Роман Шмараков - Овидий в изгнании
– Ну, путь добрый, – говорит хозяйка. – Кастрюлю-то разуй, нечего по коридору греметь, муж спит, ему в ночную смену.
Они сняли кастрюлю и вышли из кухни.
– И вот еще что, – сказал прораб, оборачиваясь на прощанье. – В шелесте его листвы ты сможешь расслышать предсказания своей будущности. Более того, я настоятельно рекомендую тебе их расслышать.
Они вышли на лестничную клетку.
– Капуста в носке хлюпает, – сказал Генподрядчик. – Никакой культуры еды у людей, лишь бы брюхо набить. Каменный век.
– Лифт не вызывай, – предупредил Прораб. – В шахте вода.
– И что, он не ходит?
– Отчего же, ходит. Но всегда полный.
– Кем? – не понял Генподрядчик.
– Ну, прежде всего, водой. А в нее рыба заплывает. Из подземных полостей. И катается.
– Какая рыба? – заинтересовался Генподрядчик.
– В основном, слепая пещерная мойва. А кроме того, удильщик-долопихт и палочкохвост. На нерест заходят также японский девичий бычок, королевская макрель и живоглот Кали.
– Долопихт – это у которого удочка с фонарем? Как в мультфильме «Поиски Немо»?

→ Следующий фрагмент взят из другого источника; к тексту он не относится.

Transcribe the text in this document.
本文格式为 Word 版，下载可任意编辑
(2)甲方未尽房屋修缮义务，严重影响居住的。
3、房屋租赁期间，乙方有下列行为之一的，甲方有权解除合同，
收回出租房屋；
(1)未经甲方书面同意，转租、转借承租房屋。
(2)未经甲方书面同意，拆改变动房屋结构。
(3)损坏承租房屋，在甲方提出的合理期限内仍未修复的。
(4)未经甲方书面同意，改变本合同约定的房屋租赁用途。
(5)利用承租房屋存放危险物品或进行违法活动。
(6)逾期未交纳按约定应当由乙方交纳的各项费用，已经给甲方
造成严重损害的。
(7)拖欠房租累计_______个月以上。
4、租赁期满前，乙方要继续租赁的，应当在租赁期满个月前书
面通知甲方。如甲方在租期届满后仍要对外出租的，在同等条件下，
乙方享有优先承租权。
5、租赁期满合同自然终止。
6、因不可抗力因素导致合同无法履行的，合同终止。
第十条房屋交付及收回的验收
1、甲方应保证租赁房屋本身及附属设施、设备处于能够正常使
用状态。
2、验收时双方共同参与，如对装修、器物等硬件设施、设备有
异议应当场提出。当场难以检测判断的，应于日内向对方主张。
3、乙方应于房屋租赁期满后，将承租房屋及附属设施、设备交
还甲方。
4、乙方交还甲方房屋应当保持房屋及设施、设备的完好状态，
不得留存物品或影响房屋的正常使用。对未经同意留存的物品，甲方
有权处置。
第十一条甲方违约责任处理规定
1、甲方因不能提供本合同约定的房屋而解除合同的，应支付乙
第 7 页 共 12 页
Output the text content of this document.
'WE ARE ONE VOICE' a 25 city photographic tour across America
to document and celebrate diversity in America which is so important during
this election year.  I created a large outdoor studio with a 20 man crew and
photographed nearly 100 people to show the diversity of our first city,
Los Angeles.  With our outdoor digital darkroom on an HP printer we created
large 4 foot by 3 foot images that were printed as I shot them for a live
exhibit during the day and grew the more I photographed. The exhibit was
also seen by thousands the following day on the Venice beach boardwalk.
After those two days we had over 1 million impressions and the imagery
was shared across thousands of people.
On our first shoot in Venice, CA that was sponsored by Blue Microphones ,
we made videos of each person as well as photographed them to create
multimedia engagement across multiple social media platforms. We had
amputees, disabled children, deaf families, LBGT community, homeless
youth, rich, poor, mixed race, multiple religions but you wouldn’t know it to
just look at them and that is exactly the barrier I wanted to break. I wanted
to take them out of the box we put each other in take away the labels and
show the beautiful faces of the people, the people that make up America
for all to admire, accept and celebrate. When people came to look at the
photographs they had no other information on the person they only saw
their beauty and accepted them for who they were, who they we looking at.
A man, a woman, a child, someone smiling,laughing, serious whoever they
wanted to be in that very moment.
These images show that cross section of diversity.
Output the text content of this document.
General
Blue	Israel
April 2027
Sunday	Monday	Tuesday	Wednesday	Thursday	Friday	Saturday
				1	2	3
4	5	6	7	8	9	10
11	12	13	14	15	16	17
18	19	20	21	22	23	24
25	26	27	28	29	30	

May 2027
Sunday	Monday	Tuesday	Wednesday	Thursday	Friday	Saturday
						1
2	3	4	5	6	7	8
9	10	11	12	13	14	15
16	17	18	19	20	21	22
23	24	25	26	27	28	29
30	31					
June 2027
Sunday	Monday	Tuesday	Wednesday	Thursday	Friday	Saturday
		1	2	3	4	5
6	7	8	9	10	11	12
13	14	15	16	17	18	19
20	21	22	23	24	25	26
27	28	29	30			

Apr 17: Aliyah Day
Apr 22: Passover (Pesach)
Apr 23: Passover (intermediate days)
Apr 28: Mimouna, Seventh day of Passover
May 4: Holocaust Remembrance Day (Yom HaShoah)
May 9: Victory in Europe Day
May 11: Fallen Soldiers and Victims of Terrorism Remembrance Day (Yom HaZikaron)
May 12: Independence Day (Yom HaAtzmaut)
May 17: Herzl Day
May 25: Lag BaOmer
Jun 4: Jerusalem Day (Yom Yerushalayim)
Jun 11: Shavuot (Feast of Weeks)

– Совершенно верно. Хотя в мультфильме была скорее неточно изображена Linophryne arboriphera. Личинки глубоководных удильщиков, встречающиеся лишь в тропических водах Мирового океана, последнее время в изобилии находятся на ковриках под дверью квартир первого этажа. Коты притаскивают. Петровы из рук выбились. Вся, говорят, лестничная клетка в светящихся железах и обонятельных органах. Того гляди поскользнешься и всю морду себе разоришь.
После этого увлекательного разговора, напоминающего диалоги кстати в романах Майн Рида, когда бурый носорог уже отбежал от поврежденной пальмы с героями и можно рассказать читателю об особенностях его (носорога) брачного поведения, Генподрядчик задумался и говорит:
– Зря ты меня, Петрович, остановил насчет англоговорящих гидов. Тут очень можно было бы развернуться. С этими долопихтами – у них ведь, говорят, половой диморфизм сильный?
– Прямо замечательный диморфизм, – подтвердил Прораб. – Из соседних домов справедливо удивляются. Какой тут у вас, говорят, редкостный половой диморфизм.
– Ну вот. А на комбикорм они идут?
– Нет. Им охотиться надо, у них природа такая, ее не обманешь. А комбикорм в воде пассивен. Скучно с ним.
– А прикармливали место?
– Не учи ученых-то. Небось не забыли.
– На что же он клюет?
– Как раз на четвертый этаж и клюет. Там кнопки в лифте горят, это для них первое дело. Как вот, к примеру, премировали тебя за ударный труд поездкой в столицу, приехал ты, побрился и пошел вечером, как стемнеет, смотреть на Главное здание МГУ. Красиво.
– Так и разъезжают? – подивился Генподрядчик.
– А почему нет. Рылом с разгона в кнопки клюют. На самый верх, правда, боятся: там светло и атмосферное давление маленькое. Хотя, говорят, один раз летучие рыбы доехали до башенки и под ее куполом бились с летучими мышами за среду обитания. Красочное было зрелище, народ сбежался. Ставки делали.
– И кто победил?
– Мыши, разумеется. Они же прогрессивнее в биологическом плане. А рыбы, какие в паутине не позастревали, те улетели клином в реку. Картина естественного отбора, полная печального очарования.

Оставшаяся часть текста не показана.